Fig. 1 LC-MS analysis of the Cinchona officinalis (CO) mother tincture and the potencies 3c, 6c and 12c. Identification of the components of CO-MT and potencies 3c, 6c and 12c were performed by UHPLC/Q-TOF-MS using the Agilent 1290 Infinity LC system coupled to an Agilent 6545 Q-TOF mass spectrometer with Agilent Jet Stream Thermal Gradient Technology. (A) Total ion chromatograms (TICs) of CO-MT. (A1) Magnified view of A showing the peaks of identified molecules. (B) Comparison of TICs of CO-MT with potencies 3c, 6c and 12c. No constituents are found in 3c, 6c and 12c.

Fig. 2 Binding mode of phytoconstituents of MT against different targets of SARS-Cov-2.

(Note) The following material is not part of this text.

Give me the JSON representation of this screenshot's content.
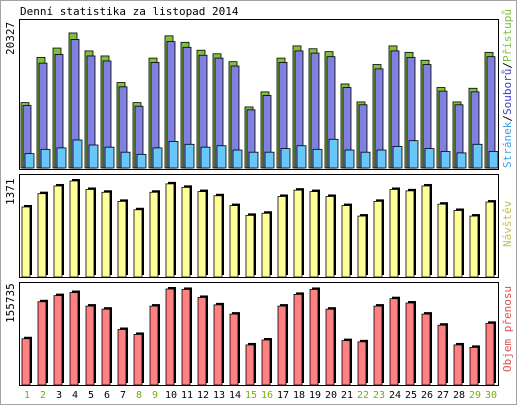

Fig. 3 (A) Effect of Cinchona officinalis (CO) on VeroE6 cells. Cells were incubated with the test substance at the indicated concentrations (4 µL of the sample [original, 1:10 or 1:20 dilution in ethanol] in 200 µl reaction). After 30 hours, cells were stained with Hoechst 33342 (live and dead cells) and sytox orange (dead cells). Cell viability was calculated by taking images (10X) of cells and total cell numbers from the software. (B) Antiviral activity of CO on SARS-CoV-2. The graph shows that SARS-CoV-2-infected cells treated with Remdesivir or CO-MT (4 µL/200 µL) show approximately 89% growth inhibition. Values are mean ± SEM. (C) Immunofluorescence images for the effect of CO on SARS-CoV-2 in vitro. Hoechst stained (blue) images (10X) indicate the total VeroE6 cell number. Alexa flour-568 stained cells (orange) indicate SARS-CoV-2-infected cells stained for viral nucleocapsid protein. Uninfected control cells lack an orange stain. SARS-CoV-2-infected cells treated with remdesivir or CO-MT have low orange stain since both drugs significantly inhibit viral replication. SARS-CoV-2-infected VeroE6 cells treated with CO-MT potencies show a bright orange stain because these potencies have weak antiviral activity. A magnified view of the cells stained with Hoechst and Alexa flour 568 is also provided for reference.